JAKARTA, KOMPAS.com - Biara Ursulin Santa Maria terletak di dalam kompleks Sekolah Kejuruan Pariwisata Santa Maria di Jalan Juanda Nomor 29, Jakarta Pusat.
Biara ini menjadi bagian penting bagi sudut Kota Jakarta yang lekat dengan budaya Belanda.
Sejarah biara ini berawal pada 7 Februari 1856, rombongan 7 biarawati Ursulin tiba di Batavia dengan kapal Hermaan.
Mereka kemudian tinggal di Noordwijk Straat 29 (sekarang Jl Juanda 29), di bagian kawasan kota Batavia berpengaruh di bekas benteng Rijswijk yang diperbaiki Mayor Schultze atas perintah Daendels tahun 1810.
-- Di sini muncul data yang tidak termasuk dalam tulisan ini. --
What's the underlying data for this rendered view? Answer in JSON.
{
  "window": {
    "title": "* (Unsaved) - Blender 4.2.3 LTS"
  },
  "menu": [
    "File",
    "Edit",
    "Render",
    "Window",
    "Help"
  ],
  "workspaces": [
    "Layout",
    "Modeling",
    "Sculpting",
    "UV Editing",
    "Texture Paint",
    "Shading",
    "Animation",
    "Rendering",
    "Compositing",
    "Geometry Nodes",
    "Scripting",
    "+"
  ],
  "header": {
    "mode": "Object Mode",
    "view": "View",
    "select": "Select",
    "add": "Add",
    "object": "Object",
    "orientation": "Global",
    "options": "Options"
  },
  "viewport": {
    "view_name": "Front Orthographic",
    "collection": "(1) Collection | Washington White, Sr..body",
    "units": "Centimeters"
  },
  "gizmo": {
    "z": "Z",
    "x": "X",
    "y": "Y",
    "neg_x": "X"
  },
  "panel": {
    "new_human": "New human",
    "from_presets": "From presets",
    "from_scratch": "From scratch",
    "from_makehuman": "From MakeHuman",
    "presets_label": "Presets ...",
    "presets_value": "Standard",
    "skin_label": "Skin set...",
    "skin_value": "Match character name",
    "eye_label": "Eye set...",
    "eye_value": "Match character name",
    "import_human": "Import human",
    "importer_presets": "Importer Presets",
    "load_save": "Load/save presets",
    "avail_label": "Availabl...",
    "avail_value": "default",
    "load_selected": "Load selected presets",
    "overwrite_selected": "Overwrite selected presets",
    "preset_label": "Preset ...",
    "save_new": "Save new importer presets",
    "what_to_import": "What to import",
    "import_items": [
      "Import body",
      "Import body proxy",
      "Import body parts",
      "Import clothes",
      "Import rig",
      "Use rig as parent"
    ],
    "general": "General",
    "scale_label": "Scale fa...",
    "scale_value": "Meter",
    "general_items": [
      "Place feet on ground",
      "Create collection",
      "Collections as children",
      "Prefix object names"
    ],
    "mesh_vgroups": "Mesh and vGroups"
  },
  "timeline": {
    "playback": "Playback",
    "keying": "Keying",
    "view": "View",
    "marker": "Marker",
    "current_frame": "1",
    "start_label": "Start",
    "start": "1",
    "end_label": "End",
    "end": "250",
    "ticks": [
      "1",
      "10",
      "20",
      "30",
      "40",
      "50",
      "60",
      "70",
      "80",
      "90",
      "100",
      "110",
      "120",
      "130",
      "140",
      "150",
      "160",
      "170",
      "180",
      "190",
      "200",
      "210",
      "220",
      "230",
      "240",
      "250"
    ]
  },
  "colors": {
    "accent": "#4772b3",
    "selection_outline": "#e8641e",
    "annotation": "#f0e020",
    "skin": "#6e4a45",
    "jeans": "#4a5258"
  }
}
Lokasi berseberangan dengan Harmonie, kawasan dinamis tempat berkumpulnya para sosialita Belanda zaman itu.
Kedatangan 7 biarawati Ursulin dari Rotterdam, Belanda, ke Batavia bak sebuah penanda kebangkitan kaum hawa di Batavia.
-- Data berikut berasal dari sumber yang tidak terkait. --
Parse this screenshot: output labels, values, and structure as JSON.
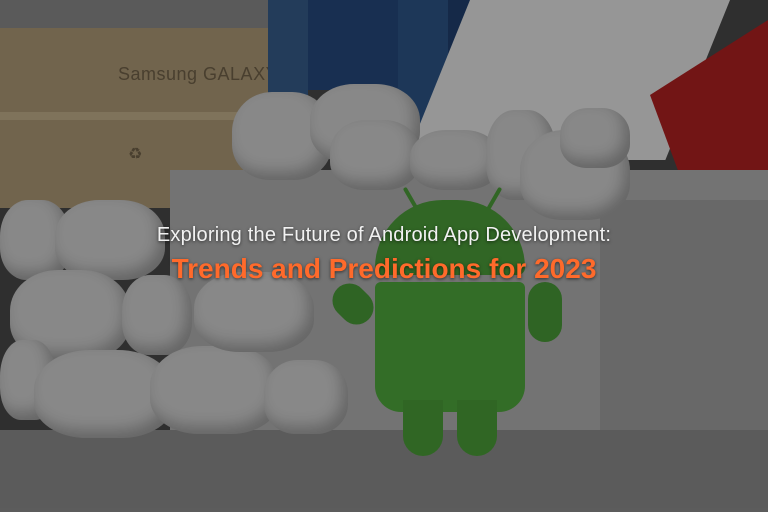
{
  "banner": {
    "subtitle": "Exploring the Future of Android App Development:",
    "title": "Trends and Predictions for 2023",
    "title_color": "#ff6a2b",
    "subtitle_color": "#f2f2f2"
  },
  "background": {
    "box_label": "Samsung GALAXY",
    "box_icon": "recycle-icon",
    "mascot": "android-robot",
    "props": "marshmallows"
  }
}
Baca juga: Melongok Santa Maria de Fatima, Bangunan Gereja Unik Mirip Klenteng
Mereka berangkat dengan Kapal Herman, 19 September 1855, dan merapat di Pelabuhan Tanjung Priok pada 7 Februari 1856.
Kala itu, Terusan Suez belum dibuka sehingga kapal harus berlayar ke Batavia mengelilingi Benua Afrika dan melewati Samudra Atlantik selama 140 hari.
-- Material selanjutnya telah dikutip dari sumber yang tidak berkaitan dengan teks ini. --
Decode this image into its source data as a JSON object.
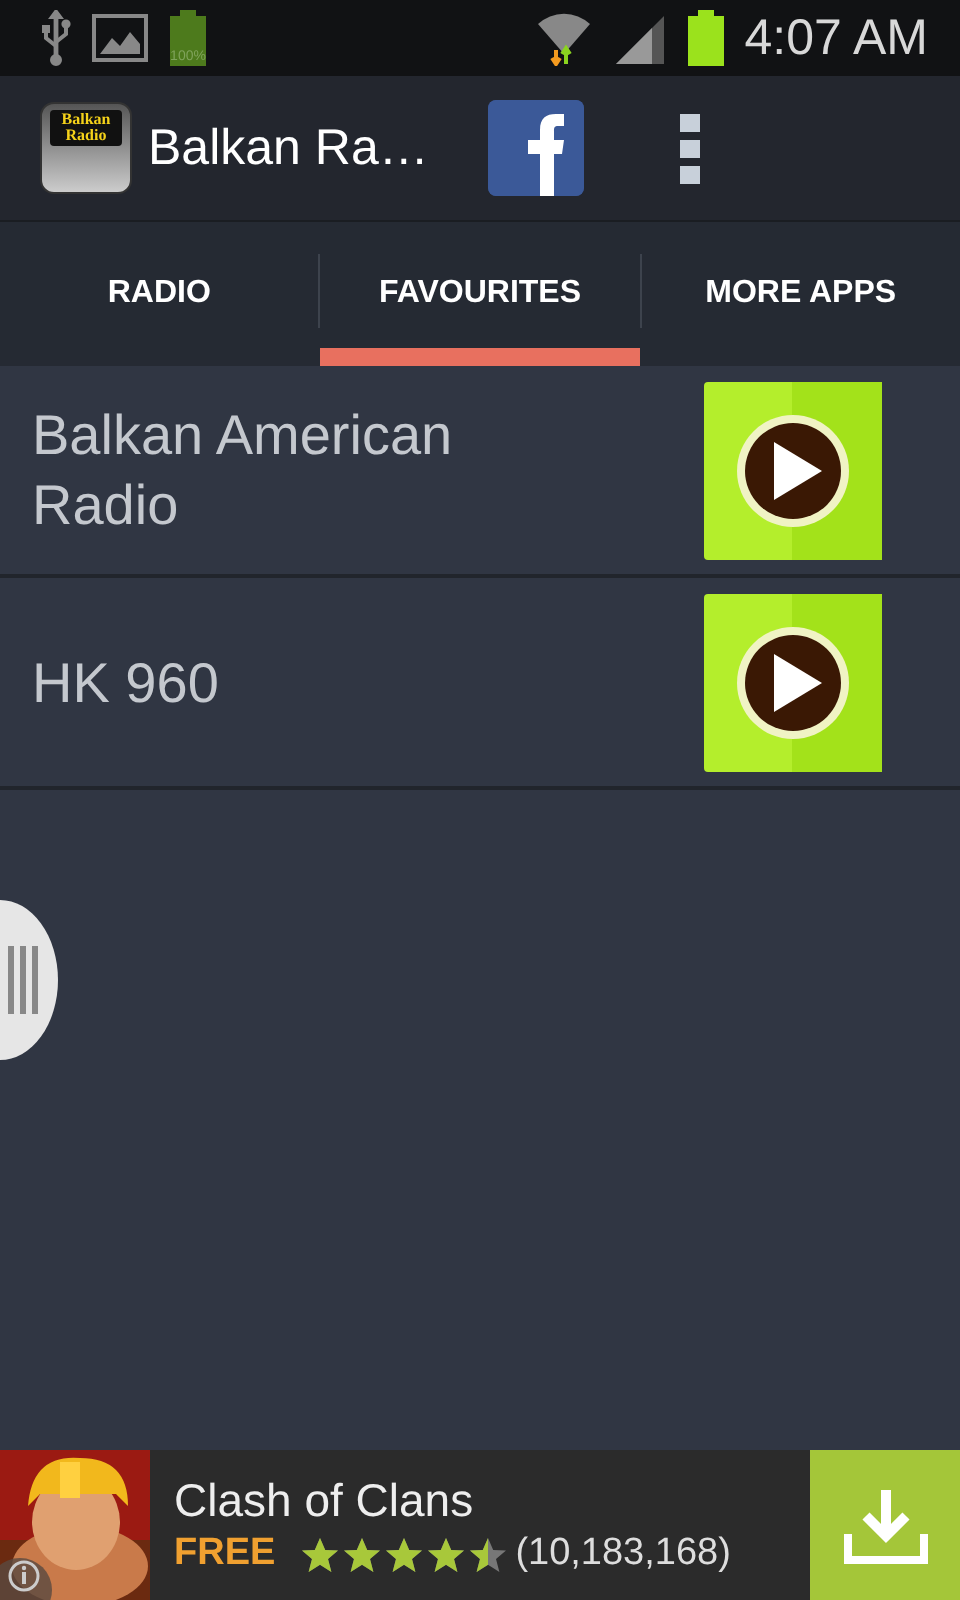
{
  "status_bar": {
    "battery_label": "100%",
    "time": "4:07 AM"
  },
  "action_bar": {
    "app_icon_text": "Balkan Radio",
    "title": "Balkan Ra…"
  },
  "tabs": [
    {
      "label": "RADIO",
      "selected": false
    },
    {
      "label": "FAVOURITES",
      "selected": true
    },
    {
      "label": "MORE APPS",
      "selected": false
    }
  ],
  "stations": [
    {
      "name": "Balkan American Radio"
    },
    {
      "name": "HK 960"
    }
  ],
  "ad": {
    "title": "Clash of Clans",
    "price": "FREE",
    "stars": 4.5,
    "rating_count": "(10,183,168)"
  }
}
Di Batavia, Monsiegneur Vrancken, Vikaris Apostolik Vikariat Batavia (1848-1874), sudah menunggu. Akhir tahun 1853, ia membeli satu rumah di atas lahan nan luas di Noordwijk (kini Jalan Juanda) 29, seharga 30.000 gulden.
Surat rumah atas nama Elisabeth Adriana Roseboom, janda mendiang Jeremias Schill, seorang pemuka Freemanson.
Monsiegneur Vrancken hendak menyerahkan harta tak bergerak itu kepada ketujuh suster untuk asrama dan sekolah.
Baca juga: Gereja Santa Maria De Fatima Jakarta, Gereja yang Kaya akan Budaya China
Pada 1 Agustus 1856 suster pimpinan komunitas, Ursula Meertens, membuka pendaftaran murid baru untuk sekolah khusus putri.
Para siswi tinggal di asrama karena orangtua mereka bekerja di perkebunan di luar kota. Tahun 1881 Sekolah Pendidikan Guru dibuka. Tahun 1896, asrama dihuni 108 siswi.
Adapun pada 1891, Sekolah Kepandaian Putri (Meijes Never Heid School) pun dibuka.
Perluasan arena pendidikan itu tentu saja diikuti perluasan bangunan dan lahan. Pada awal tahun 1874, seorang tetangga, Nyonya Meiland meninggal.